2. The applicant was driving his motor lorry in a wrong direction keeping to the right side of the road. From the opposite direction Lt. Col. Pengelley was coming in his car and he very properly kept to the left side of the road. He blew his horn then at a distance of 40 yards, but the accused Jewa Ram did not turn back to the left side of the road but moved on compelling the complainant to leave the road and move on to its left side. Even then he did not escape safely, but his car was hit at right angles and was dashed against a tree and was smashed. The complainant received a few bruises also. The Magistrate found that although the accused applied his brakes he could not, in spite of his afforts avoid the accident. This implied that he was going at a fast speed and through a dusty atmosphere when the visibility was not good. He distinctly found that Jewa Ram's negligence and failure to observe the rule of the road were responsible for the collision.

3. As the case was tried summarily there was no appeal, but the accused filed a revision before the Sessions Judge. The learned Sessions Judge did not of course overrule these findings, but considered that the conviction under Section 279, I.P.C., was illegal. Ha relied on the case of In re Mohanlal Saxena v. Emperor A.I.R. 1930 Oudh 497, and concluded that where there is a special law making a particular act an offence and providing penalties, the general law is inapplicable. He has accordingly referred this case to the High Court because he considers that the conviction under the general law is illegal.

4. It is not necessary for me to express any opinion on the decision in the Oudh case because in that case the question considered was whether a person could be convicted of abetment under Section 117, I.P.C. when the offence also fell under Section 9, Salt Act, 1882. I may however remark that that case has not been followed by a Bench of this Court in Joti Prasad Gupta v. Emperor : AIR1932All18 , and has also been doubted by the Bombay High Court in Emperor v. Ganesh Vaman Joshi : AIR1931Bom140 .

5. I am only concerned with the observation made by the learned Judges of the Oudh Chief Court on which reliance has been placed by the learned Sessions Judge. With great respect, I am unable to hold that it cannot be laid down as a general rule of law that where there is special law making a particular act an offence and providing penalties for such an offence, the general law must be held to be inapplicable. It is possible that the same act may be an offence under two different Acts and both may be applicable simultaneously, and the offender may be prosecuted and convicted under either Act. It may however be conceded that where the offence falls strictly within the provisions of a section of a special Act and does not go beyond it it would be more appropriate to prosecute the offender and convict him under that special Act, rather than fall back upon a more general law which prescribes a heavier penalty. In such a case it may be assumed that the legislature in prescribing the smaller penalty has considered recourse to the special law as the proper course.

6. The fault of the accused in the present case did not lie merely in not observing the rule of the road by driving the lorry on the right side of it. If he had done nothing worse than that, I would have felt inclined to alter his conviction as recommended by the Sessions Judge. But on the finding of the Magistrate he was negligent in continuing to drive on the wrong side of the road in spite of due warning and in going fast. The case undoubtedly fell within the scope of Section 279, I.P.C.
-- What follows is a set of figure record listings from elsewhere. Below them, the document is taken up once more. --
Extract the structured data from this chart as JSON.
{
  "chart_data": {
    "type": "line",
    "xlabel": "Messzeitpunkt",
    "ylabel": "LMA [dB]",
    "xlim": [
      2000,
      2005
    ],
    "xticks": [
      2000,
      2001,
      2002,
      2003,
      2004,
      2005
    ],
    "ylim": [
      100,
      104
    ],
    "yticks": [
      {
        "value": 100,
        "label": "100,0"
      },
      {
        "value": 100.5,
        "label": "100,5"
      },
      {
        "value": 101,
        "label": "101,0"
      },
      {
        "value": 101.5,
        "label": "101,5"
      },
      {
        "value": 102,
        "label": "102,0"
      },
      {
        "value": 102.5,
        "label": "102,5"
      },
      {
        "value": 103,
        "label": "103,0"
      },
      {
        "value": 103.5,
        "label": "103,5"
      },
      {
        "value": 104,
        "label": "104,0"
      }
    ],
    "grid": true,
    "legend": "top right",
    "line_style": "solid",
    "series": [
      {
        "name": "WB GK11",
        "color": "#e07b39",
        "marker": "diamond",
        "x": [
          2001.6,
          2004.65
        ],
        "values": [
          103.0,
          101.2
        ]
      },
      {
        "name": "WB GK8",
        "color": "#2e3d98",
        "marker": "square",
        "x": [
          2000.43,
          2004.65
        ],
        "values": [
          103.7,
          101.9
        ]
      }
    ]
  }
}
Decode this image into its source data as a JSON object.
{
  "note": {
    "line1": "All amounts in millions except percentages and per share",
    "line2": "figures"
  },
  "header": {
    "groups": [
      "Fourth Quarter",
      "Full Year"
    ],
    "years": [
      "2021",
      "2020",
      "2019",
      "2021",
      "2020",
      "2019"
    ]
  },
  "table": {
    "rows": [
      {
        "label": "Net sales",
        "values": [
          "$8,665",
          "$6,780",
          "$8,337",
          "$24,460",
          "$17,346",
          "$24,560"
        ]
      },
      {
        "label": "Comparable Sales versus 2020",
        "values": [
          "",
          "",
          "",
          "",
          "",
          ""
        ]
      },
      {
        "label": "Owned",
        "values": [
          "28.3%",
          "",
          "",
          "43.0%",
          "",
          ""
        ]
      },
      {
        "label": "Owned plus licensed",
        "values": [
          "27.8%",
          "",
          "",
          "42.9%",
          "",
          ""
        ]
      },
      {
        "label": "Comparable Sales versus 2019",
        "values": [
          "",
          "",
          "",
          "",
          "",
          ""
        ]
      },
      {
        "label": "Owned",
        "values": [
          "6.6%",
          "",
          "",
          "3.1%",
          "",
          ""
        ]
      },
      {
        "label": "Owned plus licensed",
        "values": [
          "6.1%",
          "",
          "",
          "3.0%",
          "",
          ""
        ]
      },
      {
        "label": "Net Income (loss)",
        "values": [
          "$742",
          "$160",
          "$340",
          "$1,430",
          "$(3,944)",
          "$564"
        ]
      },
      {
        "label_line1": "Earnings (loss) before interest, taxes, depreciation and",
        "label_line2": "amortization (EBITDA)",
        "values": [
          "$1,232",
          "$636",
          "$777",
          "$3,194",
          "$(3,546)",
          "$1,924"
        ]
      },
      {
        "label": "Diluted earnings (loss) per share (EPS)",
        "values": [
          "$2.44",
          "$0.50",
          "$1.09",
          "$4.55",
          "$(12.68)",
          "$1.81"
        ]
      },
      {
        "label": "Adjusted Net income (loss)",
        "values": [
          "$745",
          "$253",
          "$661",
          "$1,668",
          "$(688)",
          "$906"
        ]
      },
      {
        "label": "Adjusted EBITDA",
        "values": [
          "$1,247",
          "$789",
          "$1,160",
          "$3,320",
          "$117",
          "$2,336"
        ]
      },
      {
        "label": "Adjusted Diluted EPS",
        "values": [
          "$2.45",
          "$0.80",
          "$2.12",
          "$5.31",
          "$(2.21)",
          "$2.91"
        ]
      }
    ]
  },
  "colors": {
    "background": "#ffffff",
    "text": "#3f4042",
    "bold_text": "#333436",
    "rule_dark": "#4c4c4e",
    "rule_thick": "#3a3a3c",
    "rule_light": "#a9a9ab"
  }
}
7. Section 16, Motor Vehicles Act, has not any necessary ingredient of rashness for negligence in it Rule 27, Motor Act rules, merely lays down the rule of the road, and a breach of it need not necessarily involve rashness or negligence. When the ingredient of negligence entered into the offense, the conviction under Section 279, I.P.C., was not only proper but more appropriate.

8. I accordingly decline to interfere. Let the papers be returned.